If you are using XEP, then set the xep.extensions parameter to 1. If you are using Antenna House's product, then set the axf.extensions parameter to 1. If you are using the Arbortext processor, then set the arbortext.extensions parameter to 1. You should never turn on the extensions for a processor you are not using, or you will likely get a lot of error messages from the XSL-FO processor that does not understand the extra code.

Not all extension functions in each product are used by the DocBook stylesheets. If you find in their documentation an extension you want to use, you can write a customization layer that implements an extension.

Here are the XSL-FO processor extensions that the stylesheets currently implement:

  • PDF bookmarks. When you open a PDF file in a PDF reader, the left window pane may show a table of contents. Those links are PDF bookmarks inserted into the PDF file by the stylesheet using the processor's extension elements. In XEP, the extension element is rx:bookmark. In Antenna House, an extension attribute named axf:outline-level is used. In Arbortext, the element is fo:bookmark, which is part of the XSL 1.1 standard that is recognized by the Arbortext processor.

  • PDF document information. When you view a PDF file's document properties in the reader, it may show title, author, subject, and keywords information. That information is inserted by the stylesheet as extension elements in the XSL-FO file. In XEP, the extension element is rx:meta-info. In Antenna House, the extension element is axf:document-info.

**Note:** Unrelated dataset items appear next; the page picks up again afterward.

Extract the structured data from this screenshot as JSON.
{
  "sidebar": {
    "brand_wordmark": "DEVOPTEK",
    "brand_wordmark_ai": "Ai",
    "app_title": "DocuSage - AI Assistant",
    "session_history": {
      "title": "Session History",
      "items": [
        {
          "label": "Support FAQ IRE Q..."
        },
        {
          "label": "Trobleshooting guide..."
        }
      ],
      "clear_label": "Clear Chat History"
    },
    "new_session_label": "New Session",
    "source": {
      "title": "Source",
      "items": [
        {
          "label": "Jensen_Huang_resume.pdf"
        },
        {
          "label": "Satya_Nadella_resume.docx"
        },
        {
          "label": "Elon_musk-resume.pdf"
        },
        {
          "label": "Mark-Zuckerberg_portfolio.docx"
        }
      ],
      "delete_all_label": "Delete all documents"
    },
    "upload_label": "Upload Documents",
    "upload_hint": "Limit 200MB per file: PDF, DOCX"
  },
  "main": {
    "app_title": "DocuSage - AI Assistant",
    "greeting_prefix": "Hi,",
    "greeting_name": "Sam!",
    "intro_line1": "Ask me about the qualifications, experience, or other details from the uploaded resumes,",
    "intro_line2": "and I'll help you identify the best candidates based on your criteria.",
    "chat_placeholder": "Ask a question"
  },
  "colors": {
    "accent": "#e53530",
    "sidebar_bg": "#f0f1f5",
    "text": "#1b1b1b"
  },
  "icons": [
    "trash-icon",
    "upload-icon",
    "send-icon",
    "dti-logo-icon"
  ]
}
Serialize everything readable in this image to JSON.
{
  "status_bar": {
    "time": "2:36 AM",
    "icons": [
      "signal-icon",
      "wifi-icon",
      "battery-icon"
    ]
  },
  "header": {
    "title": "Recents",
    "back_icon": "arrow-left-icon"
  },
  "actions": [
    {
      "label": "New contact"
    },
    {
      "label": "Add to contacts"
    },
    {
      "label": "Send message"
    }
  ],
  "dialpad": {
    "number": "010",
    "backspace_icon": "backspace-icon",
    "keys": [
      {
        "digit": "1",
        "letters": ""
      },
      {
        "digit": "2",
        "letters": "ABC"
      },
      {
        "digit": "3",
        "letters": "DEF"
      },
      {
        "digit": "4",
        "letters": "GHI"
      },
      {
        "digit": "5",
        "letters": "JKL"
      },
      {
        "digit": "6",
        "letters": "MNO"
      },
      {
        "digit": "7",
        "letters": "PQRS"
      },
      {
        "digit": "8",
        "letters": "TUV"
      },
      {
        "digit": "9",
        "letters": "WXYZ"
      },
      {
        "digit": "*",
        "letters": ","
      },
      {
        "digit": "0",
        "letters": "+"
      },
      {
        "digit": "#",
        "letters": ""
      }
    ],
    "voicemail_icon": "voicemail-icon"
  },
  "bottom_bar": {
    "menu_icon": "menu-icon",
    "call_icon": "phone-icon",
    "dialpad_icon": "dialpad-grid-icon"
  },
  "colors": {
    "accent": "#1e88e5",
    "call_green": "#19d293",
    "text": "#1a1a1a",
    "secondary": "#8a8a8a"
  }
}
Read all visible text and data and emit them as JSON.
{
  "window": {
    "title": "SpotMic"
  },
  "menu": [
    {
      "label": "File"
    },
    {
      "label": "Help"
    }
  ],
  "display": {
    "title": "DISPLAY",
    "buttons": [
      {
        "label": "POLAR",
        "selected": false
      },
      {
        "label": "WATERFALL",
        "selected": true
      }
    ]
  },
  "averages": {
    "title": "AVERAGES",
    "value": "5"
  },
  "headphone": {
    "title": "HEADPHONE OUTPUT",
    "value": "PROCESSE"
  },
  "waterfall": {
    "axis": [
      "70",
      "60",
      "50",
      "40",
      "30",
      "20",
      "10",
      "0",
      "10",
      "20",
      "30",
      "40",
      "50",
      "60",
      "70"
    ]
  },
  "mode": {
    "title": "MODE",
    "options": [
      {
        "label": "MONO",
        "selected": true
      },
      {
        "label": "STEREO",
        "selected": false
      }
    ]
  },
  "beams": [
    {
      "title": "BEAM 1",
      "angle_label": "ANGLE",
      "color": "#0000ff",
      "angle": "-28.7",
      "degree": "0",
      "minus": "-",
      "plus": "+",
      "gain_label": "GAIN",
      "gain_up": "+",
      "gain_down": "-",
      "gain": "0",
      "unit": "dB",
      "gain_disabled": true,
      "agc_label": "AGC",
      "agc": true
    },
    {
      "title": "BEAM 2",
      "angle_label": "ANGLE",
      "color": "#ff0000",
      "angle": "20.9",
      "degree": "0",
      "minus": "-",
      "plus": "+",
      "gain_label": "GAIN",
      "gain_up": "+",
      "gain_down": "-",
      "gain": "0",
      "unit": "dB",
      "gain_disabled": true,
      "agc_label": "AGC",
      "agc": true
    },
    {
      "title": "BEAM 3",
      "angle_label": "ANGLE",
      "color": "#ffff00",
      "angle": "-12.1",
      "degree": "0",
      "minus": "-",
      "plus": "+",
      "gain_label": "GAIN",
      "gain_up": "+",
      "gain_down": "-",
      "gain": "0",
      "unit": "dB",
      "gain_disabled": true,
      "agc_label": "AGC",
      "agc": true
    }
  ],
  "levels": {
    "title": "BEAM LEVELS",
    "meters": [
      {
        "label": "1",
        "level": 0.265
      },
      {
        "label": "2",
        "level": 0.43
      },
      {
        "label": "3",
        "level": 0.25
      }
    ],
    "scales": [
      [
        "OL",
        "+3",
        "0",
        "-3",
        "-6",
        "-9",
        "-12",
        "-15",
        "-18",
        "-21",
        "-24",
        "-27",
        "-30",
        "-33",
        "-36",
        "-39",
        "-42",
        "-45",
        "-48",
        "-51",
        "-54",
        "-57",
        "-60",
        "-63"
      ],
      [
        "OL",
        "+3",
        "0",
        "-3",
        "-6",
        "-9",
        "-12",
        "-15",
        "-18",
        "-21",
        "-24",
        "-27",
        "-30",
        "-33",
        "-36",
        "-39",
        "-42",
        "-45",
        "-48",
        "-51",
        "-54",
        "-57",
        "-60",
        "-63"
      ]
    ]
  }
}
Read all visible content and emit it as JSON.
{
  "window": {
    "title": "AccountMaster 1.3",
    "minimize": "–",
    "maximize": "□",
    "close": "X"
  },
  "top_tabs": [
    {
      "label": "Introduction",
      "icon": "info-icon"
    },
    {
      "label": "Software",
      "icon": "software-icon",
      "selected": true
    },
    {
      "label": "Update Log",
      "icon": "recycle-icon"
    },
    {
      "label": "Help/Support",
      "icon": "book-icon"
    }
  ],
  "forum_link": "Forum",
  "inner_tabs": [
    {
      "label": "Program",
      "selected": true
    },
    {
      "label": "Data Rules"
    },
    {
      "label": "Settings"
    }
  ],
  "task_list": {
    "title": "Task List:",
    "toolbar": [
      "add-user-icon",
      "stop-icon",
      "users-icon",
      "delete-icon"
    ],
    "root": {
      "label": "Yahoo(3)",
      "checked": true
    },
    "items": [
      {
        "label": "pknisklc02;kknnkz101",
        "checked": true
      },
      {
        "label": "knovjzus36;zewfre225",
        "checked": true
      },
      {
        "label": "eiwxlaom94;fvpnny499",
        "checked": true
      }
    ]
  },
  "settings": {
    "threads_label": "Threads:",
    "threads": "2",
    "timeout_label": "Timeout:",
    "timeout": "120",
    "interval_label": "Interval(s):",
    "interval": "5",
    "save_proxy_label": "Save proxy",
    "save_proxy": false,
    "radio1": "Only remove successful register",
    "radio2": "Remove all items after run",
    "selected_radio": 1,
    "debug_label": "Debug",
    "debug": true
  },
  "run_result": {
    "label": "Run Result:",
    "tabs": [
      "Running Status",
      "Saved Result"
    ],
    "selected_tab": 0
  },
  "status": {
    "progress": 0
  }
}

  • Index cleanup. The XSL-FO 1.0 standard has no way of specifying how page numbers in a book's index should be cleaned up. The cleanup process entails removing duplicate page numbers on an entry, and converting a sequence of consecutive numbers to a page range. This produces a more usable index. In XEP, the extension element is rx:page-index. In Antenna House, the extension is an attribute named axf:suppress-duplicate-page-number.